Benjamin Franklin Papers

To Benjamin Franklin from Jonathan Williams, Jr.: Three Letters, 9 February 1781

From Jonathan Williams, Jr.: Three Letters

(I) and (II) ALS: University of Pennsylvania Library; copy: Yale University Library; (III) ALS: American Philosophical Society

I.

Nantes Feb. 9. 1781.

Dear & hond sir.

The Procureur du Roi of this Place seeing my Servant Mark Anthony passing the street took it into his Head to order him to Prison because he is black; He has been two Years with me and is well known by everybody in the Town, yet is to day taken up on an Edict of 1777, which forbids any Negroes from the French Islands to be brought into the Kingdom, & those that are brought in are ordered to be kept in Custody ‘till sent out.3 But Mark is a free subject of the United States and has as much right to protection as I have, he was born & baptized in my Fathers Family, & having lived with my Father ’till the Age of twenty five he gave him a Certificate to insure him his Liberty in future, this Certificate mark shewd me on his Arrival & I translated it in french to have in Case of Need. I send you the Original & the Translation and I request you to reclaim him from the proper Minister, for which Purpose & to save you Trouble I have written a Letter the Direction of which I leave blank to be filled up as you think proper either to M. de Vergennes or M de Castries.4 If it is contrary to the Kings orders to permit a free american who is black to inhabit this Country I will give security to send mark out of the Kingdom in 6 months or as soon as I can, but the procureur du Roi threatens to send him to the West Indies & there have him sold as a slave. I hope Sir You will interest Yourself for this poor Fellow, for as we were in Infancy in the same Family I have more attachment to him than to any other Servant & should be very Sorry if he should lose his Liberty.

I am ever with the highest Respect most dutifully & affectionately Yours.

Jona Williams J

Please to return me Marks Certificate as it is very essential for him to have it.

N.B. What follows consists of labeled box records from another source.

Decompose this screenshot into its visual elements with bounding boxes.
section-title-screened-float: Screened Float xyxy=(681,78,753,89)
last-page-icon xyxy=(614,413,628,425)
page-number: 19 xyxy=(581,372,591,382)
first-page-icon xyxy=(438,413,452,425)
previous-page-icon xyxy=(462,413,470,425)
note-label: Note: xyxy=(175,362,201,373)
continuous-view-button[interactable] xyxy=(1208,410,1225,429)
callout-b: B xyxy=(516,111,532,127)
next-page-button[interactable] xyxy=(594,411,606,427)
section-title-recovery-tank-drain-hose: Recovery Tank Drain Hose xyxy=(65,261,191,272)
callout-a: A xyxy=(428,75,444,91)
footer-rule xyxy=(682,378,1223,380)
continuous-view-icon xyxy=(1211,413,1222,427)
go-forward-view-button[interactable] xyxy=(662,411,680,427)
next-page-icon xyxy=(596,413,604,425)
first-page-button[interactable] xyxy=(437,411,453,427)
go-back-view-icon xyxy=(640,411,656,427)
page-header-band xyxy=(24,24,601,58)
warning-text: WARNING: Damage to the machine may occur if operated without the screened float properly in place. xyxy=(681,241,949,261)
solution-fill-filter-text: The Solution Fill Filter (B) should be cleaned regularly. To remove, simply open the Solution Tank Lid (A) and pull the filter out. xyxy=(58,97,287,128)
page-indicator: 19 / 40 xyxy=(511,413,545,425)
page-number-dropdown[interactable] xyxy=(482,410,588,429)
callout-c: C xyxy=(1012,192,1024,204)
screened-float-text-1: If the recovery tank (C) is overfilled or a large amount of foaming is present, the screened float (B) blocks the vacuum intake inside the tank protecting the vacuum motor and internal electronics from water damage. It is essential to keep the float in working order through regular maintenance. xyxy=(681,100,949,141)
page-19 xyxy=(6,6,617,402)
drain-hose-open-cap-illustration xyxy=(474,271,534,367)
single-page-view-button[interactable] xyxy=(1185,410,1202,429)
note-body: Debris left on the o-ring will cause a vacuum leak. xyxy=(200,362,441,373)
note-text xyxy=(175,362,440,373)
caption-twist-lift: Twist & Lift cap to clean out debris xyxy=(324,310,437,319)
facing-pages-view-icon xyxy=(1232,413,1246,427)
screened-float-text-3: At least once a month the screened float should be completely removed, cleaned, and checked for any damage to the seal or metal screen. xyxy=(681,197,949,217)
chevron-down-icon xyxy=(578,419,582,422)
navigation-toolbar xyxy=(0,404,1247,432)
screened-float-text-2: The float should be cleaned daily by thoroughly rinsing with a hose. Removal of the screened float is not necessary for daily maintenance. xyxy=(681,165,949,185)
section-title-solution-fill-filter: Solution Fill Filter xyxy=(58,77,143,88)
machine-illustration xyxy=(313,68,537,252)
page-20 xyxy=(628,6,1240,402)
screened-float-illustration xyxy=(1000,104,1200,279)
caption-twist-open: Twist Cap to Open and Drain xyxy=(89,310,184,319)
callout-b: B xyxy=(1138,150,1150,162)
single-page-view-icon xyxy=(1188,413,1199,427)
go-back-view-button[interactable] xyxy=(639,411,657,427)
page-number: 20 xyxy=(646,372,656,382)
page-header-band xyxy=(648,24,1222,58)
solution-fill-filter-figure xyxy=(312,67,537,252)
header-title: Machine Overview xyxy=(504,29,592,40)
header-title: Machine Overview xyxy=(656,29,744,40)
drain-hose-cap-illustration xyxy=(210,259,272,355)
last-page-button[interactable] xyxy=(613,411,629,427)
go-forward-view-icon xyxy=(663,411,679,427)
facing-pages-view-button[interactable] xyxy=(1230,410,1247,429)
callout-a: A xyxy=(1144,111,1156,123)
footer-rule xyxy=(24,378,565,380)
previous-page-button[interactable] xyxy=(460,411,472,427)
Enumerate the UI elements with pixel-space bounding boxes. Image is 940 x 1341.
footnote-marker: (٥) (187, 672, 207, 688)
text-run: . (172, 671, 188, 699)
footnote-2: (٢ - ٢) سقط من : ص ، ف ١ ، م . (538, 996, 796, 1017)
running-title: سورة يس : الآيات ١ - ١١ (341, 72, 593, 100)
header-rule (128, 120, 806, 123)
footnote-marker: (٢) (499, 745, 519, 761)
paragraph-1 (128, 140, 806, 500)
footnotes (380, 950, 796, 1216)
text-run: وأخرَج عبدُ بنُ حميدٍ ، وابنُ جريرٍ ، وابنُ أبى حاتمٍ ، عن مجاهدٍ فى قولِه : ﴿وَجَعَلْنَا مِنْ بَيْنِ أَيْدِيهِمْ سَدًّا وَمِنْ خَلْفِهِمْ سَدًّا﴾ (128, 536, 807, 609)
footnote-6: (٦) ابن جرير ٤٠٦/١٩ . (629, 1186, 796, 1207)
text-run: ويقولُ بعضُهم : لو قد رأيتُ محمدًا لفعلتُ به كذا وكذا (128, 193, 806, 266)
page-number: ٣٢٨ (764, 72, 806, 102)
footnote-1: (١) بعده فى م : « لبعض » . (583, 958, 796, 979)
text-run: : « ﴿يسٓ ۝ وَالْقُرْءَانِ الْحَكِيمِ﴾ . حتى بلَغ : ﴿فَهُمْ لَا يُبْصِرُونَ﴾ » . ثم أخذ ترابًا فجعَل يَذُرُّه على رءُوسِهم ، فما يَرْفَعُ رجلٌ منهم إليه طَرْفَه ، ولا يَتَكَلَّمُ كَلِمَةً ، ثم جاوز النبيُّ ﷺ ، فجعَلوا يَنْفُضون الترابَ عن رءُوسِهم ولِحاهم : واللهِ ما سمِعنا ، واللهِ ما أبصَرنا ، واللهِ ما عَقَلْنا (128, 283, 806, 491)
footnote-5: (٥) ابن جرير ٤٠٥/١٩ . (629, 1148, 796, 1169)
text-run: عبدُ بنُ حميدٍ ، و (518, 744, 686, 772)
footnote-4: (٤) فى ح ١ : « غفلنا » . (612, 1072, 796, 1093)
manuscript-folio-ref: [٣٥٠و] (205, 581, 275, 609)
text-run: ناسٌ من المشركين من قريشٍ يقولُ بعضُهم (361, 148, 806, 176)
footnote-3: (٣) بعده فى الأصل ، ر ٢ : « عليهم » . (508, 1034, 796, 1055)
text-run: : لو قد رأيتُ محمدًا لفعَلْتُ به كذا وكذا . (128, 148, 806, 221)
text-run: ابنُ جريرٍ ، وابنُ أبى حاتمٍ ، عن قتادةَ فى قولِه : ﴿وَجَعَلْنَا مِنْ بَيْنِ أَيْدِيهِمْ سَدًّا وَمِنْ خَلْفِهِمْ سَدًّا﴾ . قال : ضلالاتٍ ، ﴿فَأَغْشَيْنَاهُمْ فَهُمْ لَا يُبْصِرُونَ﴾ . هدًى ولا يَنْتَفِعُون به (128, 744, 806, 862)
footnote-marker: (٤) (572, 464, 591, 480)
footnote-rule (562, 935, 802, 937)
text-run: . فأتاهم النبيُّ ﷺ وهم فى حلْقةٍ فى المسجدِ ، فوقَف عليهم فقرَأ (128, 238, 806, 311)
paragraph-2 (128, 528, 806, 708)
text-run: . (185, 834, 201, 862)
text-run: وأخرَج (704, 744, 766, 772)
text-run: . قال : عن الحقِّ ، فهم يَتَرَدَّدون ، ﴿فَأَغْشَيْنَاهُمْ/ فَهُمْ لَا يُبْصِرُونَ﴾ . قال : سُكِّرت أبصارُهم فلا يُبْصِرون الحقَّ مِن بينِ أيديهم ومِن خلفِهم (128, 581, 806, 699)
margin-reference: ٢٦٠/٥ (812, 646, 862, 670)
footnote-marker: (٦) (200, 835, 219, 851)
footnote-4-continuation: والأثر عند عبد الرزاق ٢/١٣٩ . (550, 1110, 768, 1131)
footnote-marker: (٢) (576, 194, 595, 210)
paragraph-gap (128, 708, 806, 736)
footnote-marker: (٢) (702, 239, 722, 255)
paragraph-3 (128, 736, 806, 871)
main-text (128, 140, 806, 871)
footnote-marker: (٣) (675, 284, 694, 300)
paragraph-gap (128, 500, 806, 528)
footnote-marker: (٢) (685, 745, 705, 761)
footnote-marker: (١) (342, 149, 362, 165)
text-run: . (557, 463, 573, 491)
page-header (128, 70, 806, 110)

The procureur du Roi says he will send him off in 15 days.

Notation: J Williams Feb 9 1781

II.

Nantes Feb. 9. 1781.

Dear and hond sir.

The inclosed Letters I received this Day by the Brig Sally Capt Jenkins to my Address,5 this Vessell left Rhode Island on the 12 Jan. but brings no particular News, the English Fleet still lay in Gardiners Bay and the French were still at Rhode Island. I have not heard for some Time of Aunt Mecom. I hope your Letters will inform that she is well.

I am ever with the greatest Respect & Esteem yours most dutifully & affectionately

Jona Williams J

His Excelly Doctor Franklin

Notation: J Williams Feb 9. 1781

III.

Nantes Feb. 9. 1781

Dear & hond Sir.

This will be presented to you by Mr. Shaffer who is warmly reccommended to me by Mr. Morris of Philadelphia. His Stay will be probably short as after seeing the Capital he intends returning hither, but that it may be agreeable & advantageous I take the Liberty of introducing him to your Notice,6 & every mark of Civility shewn him will be considered an additional Obligation conferred on Your dutifull & affectionate Kinsman

Jona Williams J

Notation: J Williams Feby 9 1781 Recommendation of Shaffer

[Note numbering follows the Franklin Papers source.]

3For the edict of Aug. 9, 1777, which was registered on Aug. 27, 1777, see the references cited in XXXIII, 121–2n; François-André Isambert et al., Recueil général des anciennes lois françaises (29 vols., Paris, 1821–33), XXVI, 81–4.

4BF learned that he should apply to Castries; see his answer to JW, Feb. 19. JW’s draft of a letter has disappeared, and WTF returned Mark Anthony’s certificates to Nantes along with his letter of Feb. 22, below.

5Among them must have been Catharine Greene’s of Dec. 28 and Jan. 1, above.

6John Shaffer (Schaffer, Schaeffer) was the son of David Schaeffer of Second Street, Philadelphia, a highly respected sugar merchant and prominent official in the Lutheran Church. John came to France with a sum of money for purchasing goods, but soon fell in with a crowd of swindlers. Not clever enough to stay out of jail, he duped BF into helping him on several occasions over the next few years. When he was incarcerated in early 1784, BF described him as “a young Man of very weak Understanding, having neither Good Sense enough to be an honest Man, nor Wit enough for a Rogue” and argued for a mitigated sentence in deference to his family: to Vergennes, Jan. 17, 1784, AAE. Shaffer returned to the United States in April, 1784, where he continued his “dreadful Excesses” and stood trial, in 1788, for felony and rape. The jury spared his life, but ruled that he should pay court costs and give a bond to guarantee his good behavior in the future: Paul A.W. Wallace, The Muhlenbergs of Pennsylvania (Philadelphia, 1950), pp. 286–7.